De tentoonstelling van Uslé begint in de jaren negentig, naar verluidt omdat zich toen een breuk voordeed in zijn werk. Uslé was in 1987 van Spanje naar New York verhuisd, en na enkele jaren begonnen zijn schilderijen dus groter en – hoe kan het anders – ‘stedelijker’ te worden. Terwijl de werken uit de vroege jaren negentig met hun horizontale kleurvelden aan landschappen doen denken, lijkt Uslé nu de drukte en de rusteloosheid, de gelaagde en verstrooide ruimtelijkheid van de grootstad in zich op te zuigen. In de tentoonstelling, die de schilderijen volgens een aantal “open categorieën” indeelt, komt dan ook een sectie “In urbania” voor. Stedelijke referenties vind je bijvoorbeeld in de netwerken die naar stratenplannen of metrocircuits lijken te verwijzen, of in de superposities van rasterstructuren die je doen denken aan transparante gevelvlakken van wolkenkrabbers, die achter elkaar opduiken in het stadsbeeld. Verfbanen ontpoppen zich tot buizenstelsels die in een virtuele ruimte zweven, en sommige doeken zijn bedekt met een dens vlechtwerk van lijnen dat aan bekabelingen en bedradingen doet denken. Plots zijn we niet meer in de stad, en lijken we in de buik van een computer aanbeland – een ‘platte’ wereld van verbindingen en schakelingen. In het technologische en digitale tijdperk is ‘schilderen’ niet meer wat het geweest is; dat is ook Uslé niet ontgaan.
Uslé is een virtuoos schilder, en hij is vrij goed op de hoogte van de postmoderne conditie van de schilderkunst. Het schilderij is duidelijk geen venster op de wereld meer, ook al wordt er wel aan die wereld gerefereerd, en het is evenmin een autonome, in zichzelf gesloten realiteit. De banen en rasters lijken eindeloos te kunnen doorlopen, en de transparante lagen suggereren een diepte zonder vluchtpunt, een ruimtelijkheid die nergens heen leidt. Het enige wat we weten, is dat er altijd een ‘achter’ of een ‘buiten’ is – buiten het kader, of achter de verflagen, die nooit pasteus zijn en bijna altijd iets hebben van een dunne ‘film’.

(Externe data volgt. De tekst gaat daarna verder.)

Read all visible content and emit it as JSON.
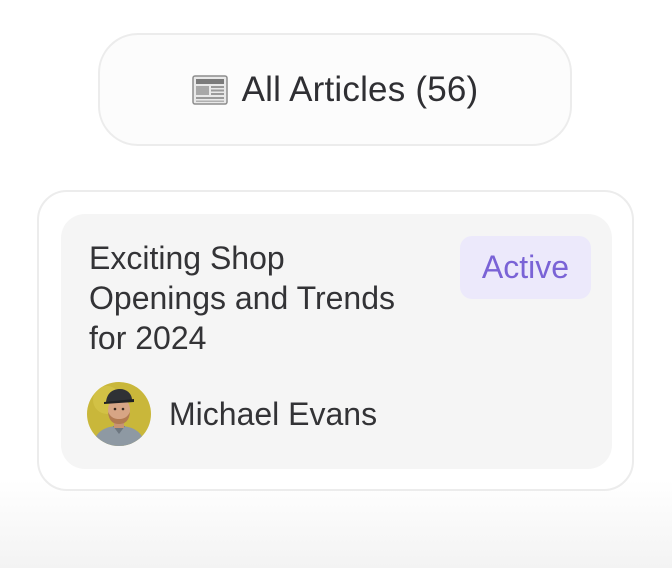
{
  "filter": {
    "icon": "newspaper-icon",
    "label": "All Articles (56)"
  },
  "article": {
    "title": " Exciting Shop\nOpenings and Trends\nfor 2024",
    "status": "Active",
    "author": {
      "name": "Michael Evans",
      "avatar_icon": "avatar"
    }
  },
  "colors": {
    "badge_bg": "#ece9fb",
    "badge_text": "#7a63d6",
    "card_bg": "#f5f5f5",
    "border": "#ececec"
  }
}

Hoewel sommige schilderijen door één bepaalde manier van schilderen worden gedomineerd, bespeelt Uslé meermaals een uitgebreid gamma van gebaren en effecten binnen eenzelfde werk. De grafische lijn, het dik aangezette schildersgebaar, het dekkende kleurveld, het gemoduleerde oppervlak: het zijn allemaal schilderkunstige figuren, trucs uit de postmoderne schilderdoos die met elkaar kunnen worden gecombineerd. In de Eolo-reeks speelt Uslé virtuoos met allerlei grafismen. De ene keer zien we een grafisch lijnenkluwen binnen een uitgespaarde witte zone, de andere keer krullen en krioelen de lijnen over een ondergrond van gedempte kleurvlakken, alsof een bende katten ermee aan de haal was gegaan. In een werk uit 1995 ontwikkelt het lijnenspel zich tot een dans van decoratieve lussen, die tegen meer schilderkunstige slierten en verfbanen worden uitgespeeld. Dat levert een elegant geheel op van beurtelings strakke, gracieus krullende en decoratieve gebaren tegen een witte fond; het is schilderkunst zo luchtig als een ijsballet.

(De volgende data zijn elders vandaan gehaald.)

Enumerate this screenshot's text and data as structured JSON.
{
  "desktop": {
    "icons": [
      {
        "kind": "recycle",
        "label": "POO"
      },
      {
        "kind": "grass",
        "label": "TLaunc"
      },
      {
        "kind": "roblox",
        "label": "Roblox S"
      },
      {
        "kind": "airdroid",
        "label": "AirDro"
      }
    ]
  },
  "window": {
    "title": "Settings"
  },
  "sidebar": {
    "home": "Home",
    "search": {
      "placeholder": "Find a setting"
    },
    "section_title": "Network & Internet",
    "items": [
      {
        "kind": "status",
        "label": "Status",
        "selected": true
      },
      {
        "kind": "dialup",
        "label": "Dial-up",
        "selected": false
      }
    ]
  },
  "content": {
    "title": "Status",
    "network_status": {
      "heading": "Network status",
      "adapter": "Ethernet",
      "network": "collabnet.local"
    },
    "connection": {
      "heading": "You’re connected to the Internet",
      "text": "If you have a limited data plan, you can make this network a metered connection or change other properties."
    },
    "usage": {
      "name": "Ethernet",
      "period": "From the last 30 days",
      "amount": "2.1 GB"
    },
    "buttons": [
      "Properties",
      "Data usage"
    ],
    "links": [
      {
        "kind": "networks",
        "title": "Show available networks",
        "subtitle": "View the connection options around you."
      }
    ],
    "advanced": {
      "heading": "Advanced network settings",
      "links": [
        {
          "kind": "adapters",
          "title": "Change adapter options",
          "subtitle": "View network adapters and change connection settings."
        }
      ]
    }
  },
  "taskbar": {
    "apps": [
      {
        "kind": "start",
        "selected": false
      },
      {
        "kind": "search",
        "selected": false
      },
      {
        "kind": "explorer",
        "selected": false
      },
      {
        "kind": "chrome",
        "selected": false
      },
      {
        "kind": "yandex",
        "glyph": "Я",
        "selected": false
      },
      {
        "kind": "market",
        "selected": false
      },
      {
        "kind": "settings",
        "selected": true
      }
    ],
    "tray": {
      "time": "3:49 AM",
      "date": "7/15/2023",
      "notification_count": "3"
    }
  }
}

Dat Uslés schilderkunst weet heeft van ‘de postmoderne conditie’, betekent ook dat zij graag speelt met de ‘taligheid’ van het schilderen, en met de dubbelzinnigheid van die taal. De lijn is dus nooit zomaar een lijn, maar ook altijd de voorstelling van een lijn, een lijnteken; en de dikke verfslierten zijn geen ‘pure materie’ maar lijken soms als blinkende ‘verfdingen’ door de ruimte te zweven. Verder maakt Uslé graag gebruik van illusionistische oppervlakte-effecten, waarbij de verf juist in haar materialiteit, in haar plat-pasteus karakter, onverhoeds suggestief wordt. Zo kunnen verfstroken reliëf suggereren, een beetje zoals bij de adering in houten latten; en waar lijnen en verfbanen elkaar kruisen, laat Uslé ze geregeld van kleur verschieten – een effect dat onder meer ook in de zakdoekenindustrie gretig wordt toegepast.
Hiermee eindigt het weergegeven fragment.